Alla controllante, dal 2003 al 2017, in funzione del finanziamento concesso, come visto funzionale alla distribuzione al socio delle “riserve sovrapprezzo azioni” realizzate per la maggior parte solo grazie all’avviamento rilevato tra le attività del conferimento del 30 maggio 2003, Autostrade per l’Italia ha corrisposto interessi per 4.515.380.315 euro (si riporta di nuovo la tabella “03”).
La grossa parte del debito per finanziamento della controllante, trasferito negli ultimi anni ad un prestito obbligazionario sottoscritto dalle banche, è ancora in essere e sarà rimborsato dalla stessa Autostrade per l’Italia liberando così Atlantia grazie all’operazione di acquisizione della partecipazione da parte di Cassa depositi e prestiti.
I dividendi distribuiti da Autostrade per l’Italia. E il “saldo” di Atlantia
Nel periodo dal 2003 al 2017 Autostrade per l’Italia, a fronte di utili complessivi per 9.332.984.448 euro, ha distribuito ai propri soci dividendi per 10.031.558.309 euro, compresi quelli prelevati dalle riserve e in natura.
Con un investimento complessivo di 100.000 euro, nemmeno un euro in più, Atlantia, tra il 2003 e il 2020 ha realizzato qualcosa come 21.846.938.624 euro. Si veda la tabella con le nostre rielaborazioni di seguito.

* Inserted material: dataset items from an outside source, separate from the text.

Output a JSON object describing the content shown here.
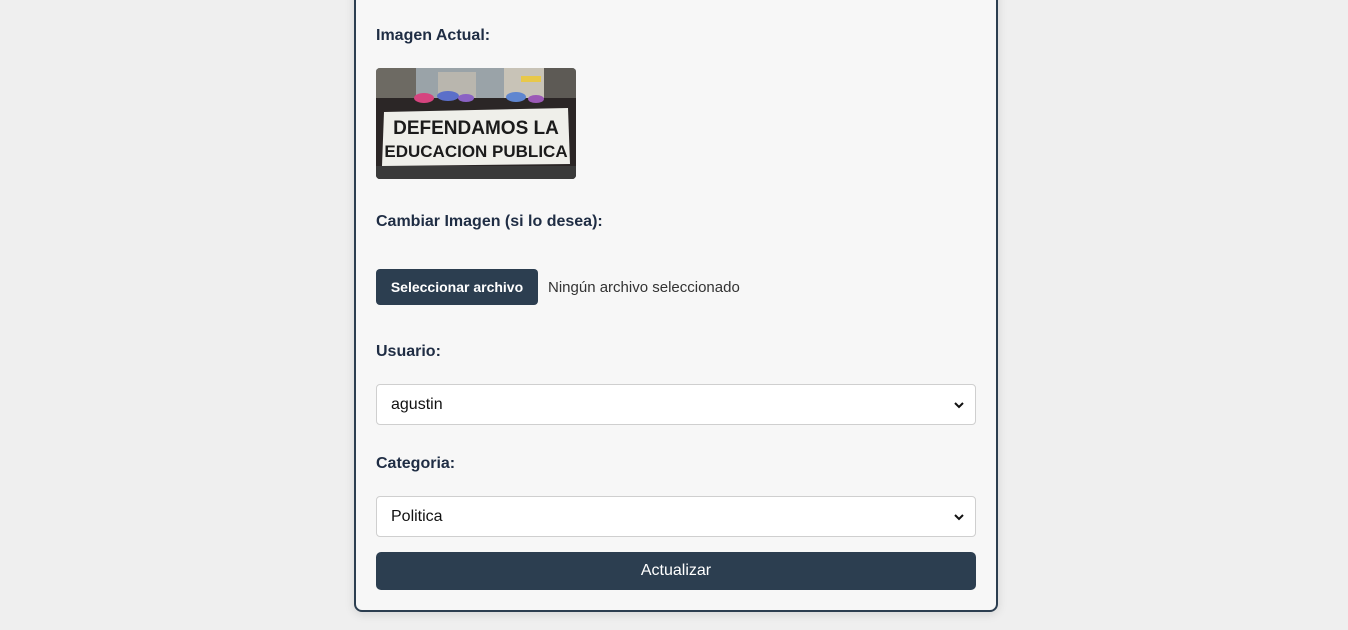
{
  "form": {
    "current_image_label": "Imagen Actual:",
    "current_image": {
      "alt_icon": "protest-photo",
      "banner_text_line1": "DEFENDAMOS LA",
      "banner_text_line2": "EDUCACION PUBLICA"
    },
    "change_image_label": "Cambiar Imagen (si lo desea):",
    "file_button_label": "Seleccionar archivo",
    "file_status": "Ningún archivo seleccionado",
    "user_label": "Usuario:",
    "user_value": "agustin",
    "category_label": "Categoria:",
    "category_value": "Politica",
    "submit_label": "Actualizar"
  },
  "colors": {
    "accent": "#2c3e50",
    "label": "#1f2d44",
    "page_bg": "#efefef",
    "card_bg": "#f7f7f7"
  }
}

E ora sarà aggiunta la “buonuscita” miliardaria da parte del gruppo di Cassa depositi e prestiti (il ministero dell’Economia è il principale azionista di Cdp, con l’82,77% delle azioni, seguito dalle fondazioni bancarie al 15,93%, l’1,30% del capitale di Cdp è costituito da azioni proprie del gruppo). Con denaro dei risparmiatori.

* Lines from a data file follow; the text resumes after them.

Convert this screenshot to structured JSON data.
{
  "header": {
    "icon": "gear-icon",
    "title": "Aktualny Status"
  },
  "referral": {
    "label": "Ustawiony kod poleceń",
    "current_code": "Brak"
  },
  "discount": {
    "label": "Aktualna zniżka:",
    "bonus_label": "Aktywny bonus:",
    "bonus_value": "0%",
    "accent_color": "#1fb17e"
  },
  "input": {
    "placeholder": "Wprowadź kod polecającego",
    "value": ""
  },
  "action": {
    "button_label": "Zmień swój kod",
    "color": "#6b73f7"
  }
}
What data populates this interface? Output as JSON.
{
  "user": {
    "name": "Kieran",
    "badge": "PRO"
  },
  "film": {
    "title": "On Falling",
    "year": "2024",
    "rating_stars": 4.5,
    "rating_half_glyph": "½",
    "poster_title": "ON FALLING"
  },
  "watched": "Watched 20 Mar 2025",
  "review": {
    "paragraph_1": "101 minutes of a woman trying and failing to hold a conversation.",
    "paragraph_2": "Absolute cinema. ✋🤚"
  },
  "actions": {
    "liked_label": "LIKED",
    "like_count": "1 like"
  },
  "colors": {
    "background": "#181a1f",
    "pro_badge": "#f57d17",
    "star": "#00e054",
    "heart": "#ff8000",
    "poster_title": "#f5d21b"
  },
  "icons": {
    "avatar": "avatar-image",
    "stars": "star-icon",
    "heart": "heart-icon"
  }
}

Quanto vale Autostrade per l’Italia?
Qual è il valore reale delle azioni attuali di Autostrade per l’Italia? Per rispondere occorre considerare rispettivamente: 1) la qualità e quantità dei prelievi effettuati da Atlantia che non hanno consentito una reale capitalizzazione della società; 2) che i 100.000 euro del capitale iniziale e i 615,427 milioni destinati a capitale capitale sociale con l’atto di conferimento del 30 maggio 2003 non esistono più. Sono rimasti contabilmente solo grazie alla rivalutazione dell’avviamento del 2006; 3) che i dividendi, compresi quelli con l’utilizzo di riserve e in natura, sono abbondantemente superiori agli utili prodotti; 4) che tra i debiti a lungo termine (i prestiti obbligazionari) sono compresi i debiti verso la controllante per la distribuzione di riserve del 2004 anche se è stato sostituito il creditore e dovranno essere rimborsati nei prossimi anni.
Dunque si può ritenere provocatoriamente che il valore dell’88% del capitale detenuto da Atlantia valga zero, anzi, Atlantia, dovrebbe provvedere direttamente, assumendone l’onere, al rimborso dei 7,3 miliardi prelevati nel 2003 e nel 2004.
Qualcuno potrebbe obiettare che esiste un valore di avviamento da considerare. Attenzione: l’avviamento esiste perché esiste una concessione per la gestione di un servizio in regime di monopolio, anche se naturale. Una classe politica capace e non succube delle logiche di un processo di privatizzazione, di cui la vicenda Aspi è l’emblema della negatività, avrebbe molteplici ragioni per ottenere quello che si è indicato, senza richiamare in questa sede i drammatici danni provocati con il crollo del Ponte Morandi o l’ipotizzata insufficienza delle manutenzioni (alla magistratura il compito di accertare il tutto).
Significativo il fatto che dal 2004 al 2013 nel bilancio di Aspi sia stata accantonata una “riserva per ritardo negli investimenti”. Una sorta di autodenuncia. Perché nessuno è intervento per denunciare l’inadempienza?